Let $f(x)\in \mathcal C^2([a,b]),f(\frac{a+b}{2})=0$.
Show that$$\left|\int_{a}^{b}f(x)dx\right|\leq \frac{1}{8}(b-a)^{2}\int_{a}^{b}\left|f''(x)\right|dx.$$
I try to use Taylor's Theorem with Integral form of the Remainder,then I have $$f(x)=f(\frac{a+b}{2})+f'(\frac{a+b}{2})(x-\frac{a+b}{2})+\int_{\frac{a+b}{2}}^{x}(x-t)f''(t)dt.$$ Since $f(\frac{a+b}{2})=\int_{a}^{b}f'(\frac{a+b}{2})(x-\frac{a+b}{2})dx=0, $ we get$\int_{a}^{b}f(x)dx=\int_{a}^{b}\left(\int_{\frac{a+b}{2}}^{x}(x-t)f''(t)dt\right)dx.$ I think the point of this problem is to prove: $$\left|\int_{a}^{b}\left(\int_{\frac{a+b}{2}}^{x}(x-t)f''(t)dt\right)dx\right|\leq\frac{1}{8}(b-a)^{2}\int_{a}^{b}\left|f''(x)\right|dx.$$The coeffient of $\frac{1}{8}$ is strange ,and how find it ?
Changing the order of integration, we obtain
\begin{align} \int_{\frac{a+b}{2}}^b \int_{\frac{a+b}{2}}^x (x-t)f''(t)\,dt\,dx &= \int_{\frac{a+b}{2}}^b \int_t^b (x-t)\,dx\, f''(t)\,dt\\ &= \int_{\frac{a+b}{2}}^b \frac{(b-t)^2}{2}f''(t)\,dt. \end{align}
Now we can take the absolute value to get
\begin{align} \biggl\lvert \int_{\frac{a+b}{2}}^b \int_{\frac{a+b}{2}}^x (x-t)f''(t)\,dt\,dx \biggr\rvert &\leqslant \int_{\frac{a+b}{2}}^b \frac{(b-t)^2}{2} \lvert f''(t)\rvert\,dt\\ &\leqslant \frac{(b-a)^2}{8} \int_{\frac{a+b}{2}}^b \lvert f''(t)\rvert\,dt, \end{align}
since $0 \leqslant b-t \leqslant b - \frac{a+b}{2} = \frac{b-a}{2}$ for $\frac{a+b}{2} \leqslant t \leqslant b$.

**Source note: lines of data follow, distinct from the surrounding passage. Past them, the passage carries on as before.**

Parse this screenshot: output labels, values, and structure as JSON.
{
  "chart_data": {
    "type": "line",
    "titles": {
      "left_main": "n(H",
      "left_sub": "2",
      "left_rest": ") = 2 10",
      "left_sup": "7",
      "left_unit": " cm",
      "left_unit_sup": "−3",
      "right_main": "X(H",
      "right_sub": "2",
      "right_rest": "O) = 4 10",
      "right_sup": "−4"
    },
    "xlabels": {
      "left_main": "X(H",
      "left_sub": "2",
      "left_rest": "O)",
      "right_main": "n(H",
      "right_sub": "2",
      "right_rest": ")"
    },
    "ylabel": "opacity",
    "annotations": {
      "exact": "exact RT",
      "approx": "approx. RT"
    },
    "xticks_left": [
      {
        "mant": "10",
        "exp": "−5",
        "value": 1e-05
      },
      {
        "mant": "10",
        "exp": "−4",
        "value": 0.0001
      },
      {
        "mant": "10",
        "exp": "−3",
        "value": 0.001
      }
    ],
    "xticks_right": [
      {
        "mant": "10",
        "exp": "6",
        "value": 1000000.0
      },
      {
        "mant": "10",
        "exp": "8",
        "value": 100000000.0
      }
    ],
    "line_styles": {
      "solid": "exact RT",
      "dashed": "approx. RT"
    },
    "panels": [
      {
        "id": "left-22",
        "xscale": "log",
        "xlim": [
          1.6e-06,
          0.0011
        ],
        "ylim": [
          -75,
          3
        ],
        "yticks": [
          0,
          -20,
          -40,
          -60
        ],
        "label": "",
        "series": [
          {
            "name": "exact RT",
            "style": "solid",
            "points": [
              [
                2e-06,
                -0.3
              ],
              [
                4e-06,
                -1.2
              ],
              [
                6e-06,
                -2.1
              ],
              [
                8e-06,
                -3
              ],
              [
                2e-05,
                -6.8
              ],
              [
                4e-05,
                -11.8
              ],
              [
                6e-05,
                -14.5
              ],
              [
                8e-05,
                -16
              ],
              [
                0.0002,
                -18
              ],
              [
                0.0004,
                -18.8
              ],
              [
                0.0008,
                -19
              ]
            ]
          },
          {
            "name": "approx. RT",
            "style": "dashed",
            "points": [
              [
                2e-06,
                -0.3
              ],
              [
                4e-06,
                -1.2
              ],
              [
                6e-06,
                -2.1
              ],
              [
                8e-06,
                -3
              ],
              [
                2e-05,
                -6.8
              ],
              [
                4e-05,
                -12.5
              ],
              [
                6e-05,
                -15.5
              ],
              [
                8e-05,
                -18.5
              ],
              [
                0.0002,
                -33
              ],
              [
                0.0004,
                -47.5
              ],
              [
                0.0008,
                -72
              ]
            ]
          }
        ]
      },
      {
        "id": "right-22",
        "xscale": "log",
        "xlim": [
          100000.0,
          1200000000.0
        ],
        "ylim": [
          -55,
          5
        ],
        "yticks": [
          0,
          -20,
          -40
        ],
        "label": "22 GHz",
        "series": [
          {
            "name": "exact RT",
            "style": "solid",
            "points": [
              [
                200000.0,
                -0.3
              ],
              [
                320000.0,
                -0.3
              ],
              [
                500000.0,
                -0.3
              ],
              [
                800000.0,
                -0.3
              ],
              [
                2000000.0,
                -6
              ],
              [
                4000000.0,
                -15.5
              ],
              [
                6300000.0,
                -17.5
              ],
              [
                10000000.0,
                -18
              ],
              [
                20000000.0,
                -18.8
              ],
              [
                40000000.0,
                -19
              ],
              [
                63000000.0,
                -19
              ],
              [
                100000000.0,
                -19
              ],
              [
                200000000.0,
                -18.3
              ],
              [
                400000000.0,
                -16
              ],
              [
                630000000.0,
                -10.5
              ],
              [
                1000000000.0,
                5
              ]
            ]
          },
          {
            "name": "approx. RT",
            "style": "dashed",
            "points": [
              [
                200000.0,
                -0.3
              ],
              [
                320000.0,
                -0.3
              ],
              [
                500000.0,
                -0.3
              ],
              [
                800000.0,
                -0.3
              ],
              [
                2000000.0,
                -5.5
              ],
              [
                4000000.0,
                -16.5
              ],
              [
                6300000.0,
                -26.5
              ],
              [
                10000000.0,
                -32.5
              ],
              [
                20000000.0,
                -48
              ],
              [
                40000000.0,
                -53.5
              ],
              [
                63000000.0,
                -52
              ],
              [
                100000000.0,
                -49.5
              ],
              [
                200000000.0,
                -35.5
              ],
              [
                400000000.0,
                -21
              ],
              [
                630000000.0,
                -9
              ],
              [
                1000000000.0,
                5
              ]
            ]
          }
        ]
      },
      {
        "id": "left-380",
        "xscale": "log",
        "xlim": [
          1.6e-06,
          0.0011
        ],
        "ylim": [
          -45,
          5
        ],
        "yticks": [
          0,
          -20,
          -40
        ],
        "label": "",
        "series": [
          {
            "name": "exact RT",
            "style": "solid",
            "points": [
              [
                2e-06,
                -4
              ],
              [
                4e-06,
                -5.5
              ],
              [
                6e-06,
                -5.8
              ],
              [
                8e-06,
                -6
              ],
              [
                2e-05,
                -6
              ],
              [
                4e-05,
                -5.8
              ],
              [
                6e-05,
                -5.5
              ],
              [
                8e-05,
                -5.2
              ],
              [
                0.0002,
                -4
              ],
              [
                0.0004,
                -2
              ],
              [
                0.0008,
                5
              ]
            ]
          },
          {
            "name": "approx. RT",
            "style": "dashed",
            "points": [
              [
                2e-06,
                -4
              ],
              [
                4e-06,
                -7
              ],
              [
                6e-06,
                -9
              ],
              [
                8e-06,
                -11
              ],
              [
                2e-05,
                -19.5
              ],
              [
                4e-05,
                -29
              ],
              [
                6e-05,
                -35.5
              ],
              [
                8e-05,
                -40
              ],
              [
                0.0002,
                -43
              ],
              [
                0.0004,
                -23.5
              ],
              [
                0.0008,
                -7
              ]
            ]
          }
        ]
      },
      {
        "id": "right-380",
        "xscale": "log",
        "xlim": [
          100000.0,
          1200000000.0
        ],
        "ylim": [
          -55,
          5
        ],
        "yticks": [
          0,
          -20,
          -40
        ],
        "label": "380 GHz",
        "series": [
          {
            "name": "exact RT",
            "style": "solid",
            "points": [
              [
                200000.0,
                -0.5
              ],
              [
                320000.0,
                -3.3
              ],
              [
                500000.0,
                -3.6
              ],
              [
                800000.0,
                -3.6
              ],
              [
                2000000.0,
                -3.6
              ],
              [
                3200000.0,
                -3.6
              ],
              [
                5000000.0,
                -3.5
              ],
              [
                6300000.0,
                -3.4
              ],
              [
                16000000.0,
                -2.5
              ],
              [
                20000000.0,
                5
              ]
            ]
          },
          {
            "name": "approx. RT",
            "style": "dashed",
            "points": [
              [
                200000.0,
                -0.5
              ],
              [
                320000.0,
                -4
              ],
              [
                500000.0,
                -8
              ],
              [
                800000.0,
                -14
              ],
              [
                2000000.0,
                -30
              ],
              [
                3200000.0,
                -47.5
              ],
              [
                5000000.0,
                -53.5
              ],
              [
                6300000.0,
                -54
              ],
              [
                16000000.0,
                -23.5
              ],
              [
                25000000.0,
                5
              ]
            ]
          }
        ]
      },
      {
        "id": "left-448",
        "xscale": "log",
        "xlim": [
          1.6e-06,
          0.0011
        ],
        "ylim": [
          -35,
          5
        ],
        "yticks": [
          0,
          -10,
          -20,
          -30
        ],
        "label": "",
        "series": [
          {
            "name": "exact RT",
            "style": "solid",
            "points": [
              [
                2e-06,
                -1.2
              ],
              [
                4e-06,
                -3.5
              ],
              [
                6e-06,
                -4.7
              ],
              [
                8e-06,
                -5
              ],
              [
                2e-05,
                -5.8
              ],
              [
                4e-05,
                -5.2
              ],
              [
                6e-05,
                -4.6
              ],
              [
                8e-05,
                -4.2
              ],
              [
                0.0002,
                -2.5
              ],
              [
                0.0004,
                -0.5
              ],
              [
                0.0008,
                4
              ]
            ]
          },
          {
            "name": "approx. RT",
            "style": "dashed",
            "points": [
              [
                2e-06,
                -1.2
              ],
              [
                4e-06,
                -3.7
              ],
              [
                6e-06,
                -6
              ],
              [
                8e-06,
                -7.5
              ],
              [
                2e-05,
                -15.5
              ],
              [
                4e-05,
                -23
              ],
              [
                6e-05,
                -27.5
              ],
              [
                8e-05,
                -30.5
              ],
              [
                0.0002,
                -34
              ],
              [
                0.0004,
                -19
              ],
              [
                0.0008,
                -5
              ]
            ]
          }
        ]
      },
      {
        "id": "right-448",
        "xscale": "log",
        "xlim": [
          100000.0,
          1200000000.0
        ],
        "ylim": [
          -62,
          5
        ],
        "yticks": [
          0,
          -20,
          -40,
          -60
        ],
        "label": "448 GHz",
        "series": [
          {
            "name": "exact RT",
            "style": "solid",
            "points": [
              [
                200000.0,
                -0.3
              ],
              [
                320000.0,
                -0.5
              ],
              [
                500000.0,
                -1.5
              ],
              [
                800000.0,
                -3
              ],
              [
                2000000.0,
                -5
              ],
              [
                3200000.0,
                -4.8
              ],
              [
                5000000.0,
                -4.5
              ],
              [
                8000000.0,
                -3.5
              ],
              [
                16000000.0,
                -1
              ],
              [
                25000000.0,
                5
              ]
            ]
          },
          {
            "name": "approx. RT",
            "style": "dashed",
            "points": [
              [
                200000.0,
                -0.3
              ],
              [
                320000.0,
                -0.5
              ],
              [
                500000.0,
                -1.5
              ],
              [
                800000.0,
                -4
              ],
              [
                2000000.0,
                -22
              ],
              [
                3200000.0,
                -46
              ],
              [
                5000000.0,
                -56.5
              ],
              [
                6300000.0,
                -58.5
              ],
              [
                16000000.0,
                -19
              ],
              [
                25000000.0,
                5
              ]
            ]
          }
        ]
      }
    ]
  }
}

The analogous estimate for the integral over the first half of the interval gives the desired conclusion
\begin{align} \biggl\lvert \int_{a}^b \int_{\frac{a+b}{2}}^x (x-t)f''(t)\,dt\,dx\biggr\rvert &\leqslant \biggl\lvert \int_{\frac{a+b}{2}}^b \int_{\frac{a+b}{2}}^x (x-t)f''(t)\,dt\,dx \biggr\rvert + \biggl\lvert \int_a^{\frac{a+b}{2}} \int_{\frac{a+b}{2}}^x (x-t)f''(t)\,dt\,dx \biggr\rvert\\ &\leqslant \frac{(b-a)^2}{8} \Biggl(\int_{\frac{a+b}{2}}^b \lvert f''(t)\rvert\,dt + \int_a^{\frac{a+b}{2}}\lvert f''(t)\rvert\,dt\Biggr). \end{align}